DPA
· 26.09.2023
Three-time Tour de France stage winner Olaf Ludwig misses a German cyclist at the top of the world rankings and believes his sport is in a difficult position in Germany.
"We have some good guys like Lennard Kämna, Nils Politt and Emanuel Buchmann, who can occasionally ride in the front. They are super racers. But I don't think it's enough to be consistently at the front," said the 1988 Olympic champion in an interview during the Charity Bike Cup in Marbach.
Ludwig's assessment of the enthusiasm for cycling in Germany is correspondingly sober. "I don't think we're going to turn Germany into a cycling nation," says the 63-year-old: "My impression is that, with the exception of football, Germans are only interested in sports when Germans win. And in terms of cycling, even then only when it's about the Tour de France."

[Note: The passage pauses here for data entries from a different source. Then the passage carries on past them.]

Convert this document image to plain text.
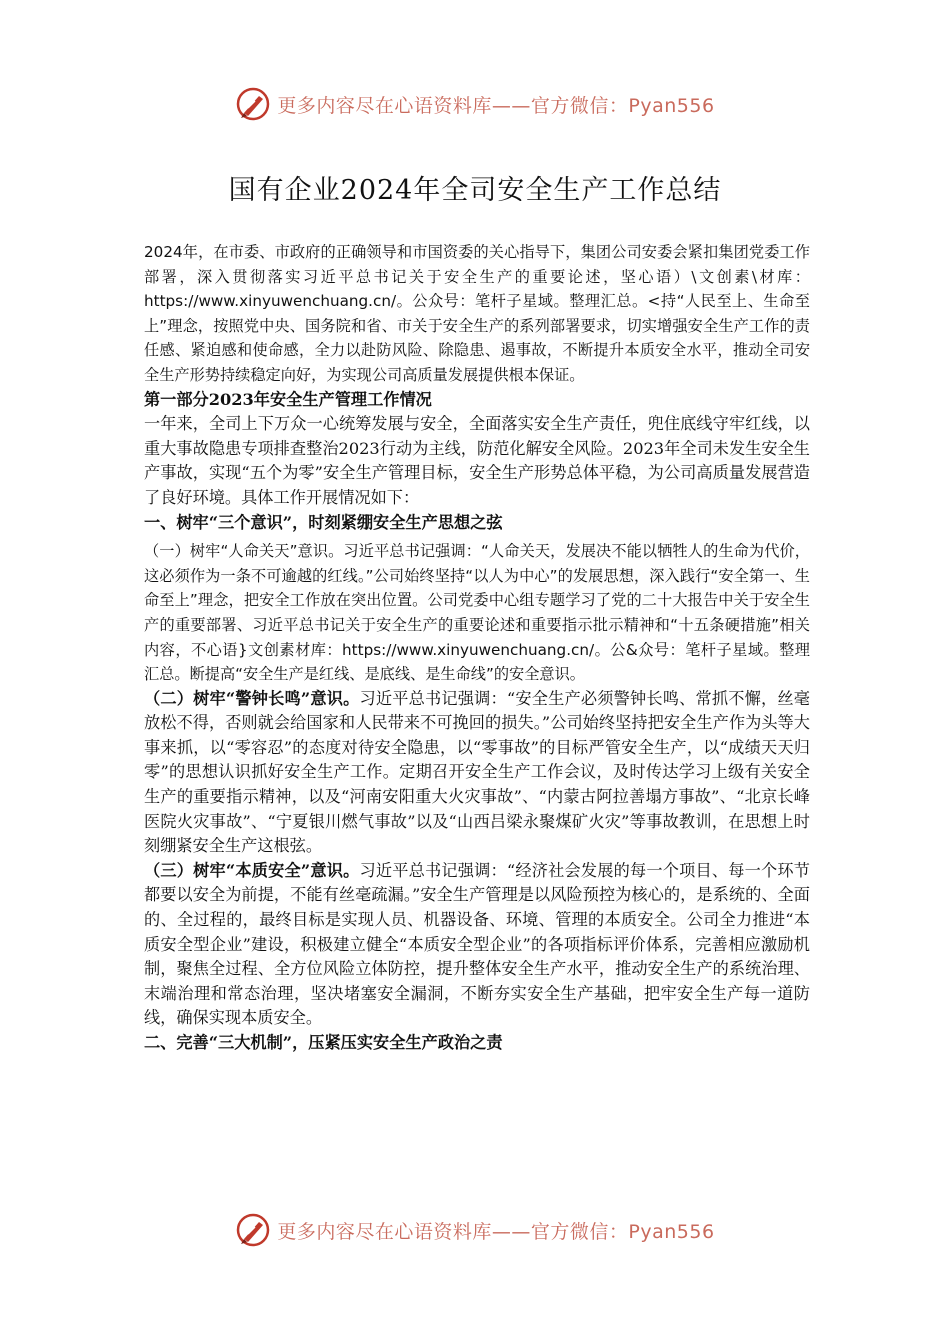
更多内容尽在心语资料库——官方微信：Pyan556
国有企业2024年全司安全生产工作总结

2024年，在市委、市政府的正确领导和市国资委的关心指导下，集团公司安委会紧扣集团党委工作部署，深入贯彻落实习近平总书记关于安全生产的重要论述，坚心语）\文创素\材库：https://www.xinyuwenchuang.cn/。公众号：笔杆子星域。整理汇总。<持“人民至上、生命至上”理念，按照党中央、国务院和省、市关于安全生产的系列部署要求，切实增强安全生产工作的责任感、紧迫感和使命感，全力以赴防风险、除隐患、遏事故，不断提升本质安全水平，推动全司安全生产形势持续稳定向好，为实现公司高质量发展提供根本保证。

第一部分2023年安全生产管理工作情况

一年来，全司上下万众一心统筹发展与安全，全面落实安全生产责任，兜住底线守牢红线，以重大事故隐患专项排查整治2023行动为主线，防范化解安全风险。2023年全司未发生安全生产事故，实现“五个为零”安全生产管理目标，安全生产形势总体平稳，为公司高质量发展营造了良好环境。具体工作开展情况如下：

一、树牢“三个意识”，时刻紧绷安全生产思想之弦

（一）树牢“人命关天”意识。习近平总书记强调：“人命关天，发展决不能以牺牲人的生命为代价，这必须作为一条不可逾越的红线。”公司始终坚持“以人为中心”的发展思想，深入践行“安全第一、生命至上”理念，把安全工作放在突出位置。公司党委中心组专题学习了党的二十大报告中关于安全生产的重要部署、习近平总书记关于安全生产的重要论述和重要指示批示精神和“十五条硬措施”相关内容，不心语}文创素材库：https://www.xinyuwenchuang.cn/。公&众号：笔杆子星域。整理汇总。断提高“安全生产是红线、是底线、是生命线”的安全意识。

（二）树牢“警钟长鸣”意识。习近平总书记强调：“安全生产必须警钟长鸣、常抓不懈，丝毫放松不得，否则就会给国家和人民带来不可挽回的损失。”公司始终坚持把安全生产作为头等大事来抓，以“零容忍”的态度对待安全隐患，以“零事故”的目标严管安全生产，以“成绩天天归零”的思想认识抓好安全生产工作。定期召开安全生产工作会议，及时传达学习上级有关安全生产的重要指示精神，以及“河南安阳重大火灾事故”、“内蒙古阿拉善塌方事故”、“北京长峰医院火灾事故”、“宁夏银川燃气事故”以及“山西吕梁永聚煤矿火灾”等事故教训，在思想上时刻绷紧安全生产这根弦。

（三）树牢“本质安全”意识。习近平总书记强调：“经济社会发展的每一个项目、每一个环节都要以安全为前提，不能有丝毫疏漏。”安全生产管理是以风险预控为核心的，是系统的、全面的、全过程的，最终目标是实现人员、机器设备、环境、管理的本质安全。公司全力推进“本质安全型企业”建设，积极建立健全“本质安全型企业”的各项指标评价体系，完善相应激励机制，聚焦全过程、全方位风险立体防控，提升整体安全生产水平，推动安全生产的系统治理、末端治理和常态治理，坚决堵塞安全漏洞，不断夯实安全生产基础，把牢安全生产每一道防线，确保实现本质安全。

二、完善“三大机制”，压紧压实安全生产政治之责

更多内容尽在心语资料库——官方微信：Pyan556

Ludwig once rode for Team Telekom in the Tour de France, then moved into the sporting management of the racing team and was later also team manager for Jan Ullrich, the only German winner of the Tour. Following the Fuentes scandal involving Ullrich and other professional cyclists, Ludwig was also forced to resign. Today, he follows the sport from a "certain distance", as he says: "This is no longer my cycling. But please don't misunderstand: I don't mean that in a judgemental way."
Ludwig is referring to the professionalisation and scientification of cycling. But even in races such as the Tour, "it has to go higher and higher, become even more brutal", says the former peace ride winner: "Four mountains? Oh no, let's do five instead. Spectacle, spectacle, spectacle. Is that really necessary?" A Tour de France is now "modern gladiatorialism".